What can employers do to reduce employee burnout?
“The first thing is be aware that burnout is real and as an employer, burnout in your employees can have financial and emotional impact on your business,” Dr. Aggarwal explained.
As such, employers can asses their teams for burnout. Simple surveys with a few questions asking about wellbeing can help start the conversation. They can be formal, sent via email or on paper, or informal – asked at a meeting or one-on-one. Then, employers can combat burnout by:
- Budgeting for wellbeing. Set aside money to show employees rest and wellness is important to your organization. It can be as small as yoga or meditation class, or as large as a retreat or workplace program.
- Offering confidential help. Employees facing burnout need an outlet. Whether it’s professional help, or simply an employer with an open door, make sure employees have someone they can talk to.

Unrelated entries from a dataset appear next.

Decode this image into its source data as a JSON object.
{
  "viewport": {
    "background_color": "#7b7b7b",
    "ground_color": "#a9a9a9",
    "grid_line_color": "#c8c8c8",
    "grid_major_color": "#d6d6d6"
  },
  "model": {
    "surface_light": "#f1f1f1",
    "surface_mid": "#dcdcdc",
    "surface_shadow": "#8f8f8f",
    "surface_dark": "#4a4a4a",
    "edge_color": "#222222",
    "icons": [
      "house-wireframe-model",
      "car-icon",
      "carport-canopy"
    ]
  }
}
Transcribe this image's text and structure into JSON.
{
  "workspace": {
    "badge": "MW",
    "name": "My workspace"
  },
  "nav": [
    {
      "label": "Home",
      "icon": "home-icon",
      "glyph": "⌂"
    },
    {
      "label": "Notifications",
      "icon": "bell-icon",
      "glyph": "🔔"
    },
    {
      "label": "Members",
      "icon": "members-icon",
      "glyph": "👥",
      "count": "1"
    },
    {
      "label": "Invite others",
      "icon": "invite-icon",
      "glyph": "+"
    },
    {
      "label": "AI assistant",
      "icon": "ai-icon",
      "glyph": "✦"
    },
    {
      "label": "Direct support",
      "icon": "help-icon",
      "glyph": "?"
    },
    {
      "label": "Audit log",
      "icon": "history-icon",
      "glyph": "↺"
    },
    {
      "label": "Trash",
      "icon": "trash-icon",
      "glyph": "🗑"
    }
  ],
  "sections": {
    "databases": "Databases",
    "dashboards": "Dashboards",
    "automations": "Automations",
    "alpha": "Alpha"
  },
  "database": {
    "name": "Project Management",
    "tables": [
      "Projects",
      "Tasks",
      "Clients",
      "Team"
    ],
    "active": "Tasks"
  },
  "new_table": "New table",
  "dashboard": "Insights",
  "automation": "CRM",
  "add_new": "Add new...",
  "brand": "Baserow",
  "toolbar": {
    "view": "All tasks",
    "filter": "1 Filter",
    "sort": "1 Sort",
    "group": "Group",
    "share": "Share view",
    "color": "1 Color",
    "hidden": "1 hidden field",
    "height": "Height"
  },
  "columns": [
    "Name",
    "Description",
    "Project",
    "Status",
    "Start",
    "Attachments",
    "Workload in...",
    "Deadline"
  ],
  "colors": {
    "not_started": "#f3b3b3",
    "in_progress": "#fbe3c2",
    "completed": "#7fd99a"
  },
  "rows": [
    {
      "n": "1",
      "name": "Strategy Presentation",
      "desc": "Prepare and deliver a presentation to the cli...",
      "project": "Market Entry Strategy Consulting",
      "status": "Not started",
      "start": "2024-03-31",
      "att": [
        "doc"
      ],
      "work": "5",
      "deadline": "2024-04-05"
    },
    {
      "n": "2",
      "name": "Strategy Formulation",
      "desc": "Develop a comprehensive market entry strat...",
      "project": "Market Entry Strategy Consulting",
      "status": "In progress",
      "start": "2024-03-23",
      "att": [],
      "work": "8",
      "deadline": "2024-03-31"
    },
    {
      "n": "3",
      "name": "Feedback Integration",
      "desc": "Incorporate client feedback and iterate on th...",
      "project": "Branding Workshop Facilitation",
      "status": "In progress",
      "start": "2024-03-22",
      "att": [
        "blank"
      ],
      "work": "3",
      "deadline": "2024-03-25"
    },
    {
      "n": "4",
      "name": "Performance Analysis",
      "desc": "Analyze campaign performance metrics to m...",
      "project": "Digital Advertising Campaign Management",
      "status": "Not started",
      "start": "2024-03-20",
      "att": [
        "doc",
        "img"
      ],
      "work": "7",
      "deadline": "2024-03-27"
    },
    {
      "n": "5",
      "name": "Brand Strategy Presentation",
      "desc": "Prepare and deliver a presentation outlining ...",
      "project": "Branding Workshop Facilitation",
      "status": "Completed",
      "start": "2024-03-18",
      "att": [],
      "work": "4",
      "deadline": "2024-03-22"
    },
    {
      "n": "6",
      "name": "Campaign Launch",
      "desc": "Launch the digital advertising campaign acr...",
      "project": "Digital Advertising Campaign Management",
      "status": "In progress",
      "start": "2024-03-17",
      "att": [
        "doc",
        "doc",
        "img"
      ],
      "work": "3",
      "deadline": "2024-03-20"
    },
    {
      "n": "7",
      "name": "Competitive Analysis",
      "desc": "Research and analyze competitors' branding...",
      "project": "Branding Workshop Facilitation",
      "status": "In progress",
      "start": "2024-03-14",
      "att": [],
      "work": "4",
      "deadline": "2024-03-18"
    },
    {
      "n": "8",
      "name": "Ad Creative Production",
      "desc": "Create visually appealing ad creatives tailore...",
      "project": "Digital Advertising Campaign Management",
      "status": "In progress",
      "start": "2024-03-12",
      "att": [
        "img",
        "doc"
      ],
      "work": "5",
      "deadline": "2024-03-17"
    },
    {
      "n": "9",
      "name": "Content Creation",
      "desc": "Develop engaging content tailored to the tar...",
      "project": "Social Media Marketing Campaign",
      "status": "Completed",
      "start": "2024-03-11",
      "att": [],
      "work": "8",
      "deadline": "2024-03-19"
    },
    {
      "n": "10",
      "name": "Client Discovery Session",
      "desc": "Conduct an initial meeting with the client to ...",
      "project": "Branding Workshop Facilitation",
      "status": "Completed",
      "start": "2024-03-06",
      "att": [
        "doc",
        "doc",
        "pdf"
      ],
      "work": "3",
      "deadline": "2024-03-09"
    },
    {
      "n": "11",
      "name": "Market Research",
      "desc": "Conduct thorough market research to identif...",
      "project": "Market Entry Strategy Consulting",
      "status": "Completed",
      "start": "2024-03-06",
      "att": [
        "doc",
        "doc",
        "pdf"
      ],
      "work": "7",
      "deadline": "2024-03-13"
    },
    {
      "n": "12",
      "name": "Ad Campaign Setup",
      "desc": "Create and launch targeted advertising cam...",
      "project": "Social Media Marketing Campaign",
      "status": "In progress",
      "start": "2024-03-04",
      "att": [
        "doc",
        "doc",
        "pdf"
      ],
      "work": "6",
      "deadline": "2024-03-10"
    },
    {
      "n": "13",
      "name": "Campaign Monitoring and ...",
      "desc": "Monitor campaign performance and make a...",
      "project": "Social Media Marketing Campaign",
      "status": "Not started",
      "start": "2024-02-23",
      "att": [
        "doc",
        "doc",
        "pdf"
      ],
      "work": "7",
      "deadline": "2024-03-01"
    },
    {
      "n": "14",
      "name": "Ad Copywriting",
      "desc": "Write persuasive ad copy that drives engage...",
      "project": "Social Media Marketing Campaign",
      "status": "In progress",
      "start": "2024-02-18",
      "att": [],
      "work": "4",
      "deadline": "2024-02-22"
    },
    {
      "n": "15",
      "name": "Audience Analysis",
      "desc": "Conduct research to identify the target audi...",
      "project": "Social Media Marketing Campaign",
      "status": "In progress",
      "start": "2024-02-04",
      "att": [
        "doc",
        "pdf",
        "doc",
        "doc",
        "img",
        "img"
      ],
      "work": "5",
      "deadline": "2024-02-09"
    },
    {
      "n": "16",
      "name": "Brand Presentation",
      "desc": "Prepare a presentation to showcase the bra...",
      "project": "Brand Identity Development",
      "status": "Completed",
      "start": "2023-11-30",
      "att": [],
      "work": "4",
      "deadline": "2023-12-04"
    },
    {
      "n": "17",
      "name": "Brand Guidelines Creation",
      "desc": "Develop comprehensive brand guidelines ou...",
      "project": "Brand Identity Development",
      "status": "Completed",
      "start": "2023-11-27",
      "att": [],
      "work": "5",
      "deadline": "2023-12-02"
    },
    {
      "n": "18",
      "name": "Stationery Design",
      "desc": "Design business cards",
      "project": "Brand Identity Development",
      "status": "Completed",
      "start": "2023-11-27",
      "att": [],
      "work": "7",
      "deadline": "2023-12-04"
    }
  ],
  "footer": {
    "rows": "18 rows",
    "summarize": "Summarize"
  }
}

- Creating workplace communities. Support plays a significant role in reducing the risk of burnout. Having a friend on the job, or activities that connect fellow coworkers, makes a difference. Set up opportunities for teams to engage with one another in a relaxed setting.
- Recognizing heavy workloads. Certain industries experience seasons of heavier workloads and increased overtime. Recognize these times and their potential impact on employees.
- Providing flexibility. Life and work often become intertwined. Where possible, offer employees flexibility in hours or schedules to help them maintain work-life balance.
Burnout looks different for everyone, but there’s no shame in it. “There is that stigma always associated with ‘Hey, I’m feeling burnt out at some level’,” Dr. Aggarwal pointed out. “That doesn’t mean ‘I’m not strong enough’ or ‘My coworker is able to work so many hours and I’m not able to do that’. That’s different for everybody, so there should not be any shame or stigma associated with it.”
To him, employee burnout is preventable. It can’t be prevented in every single case, but with timely questions and the right resources, many can get the help they need.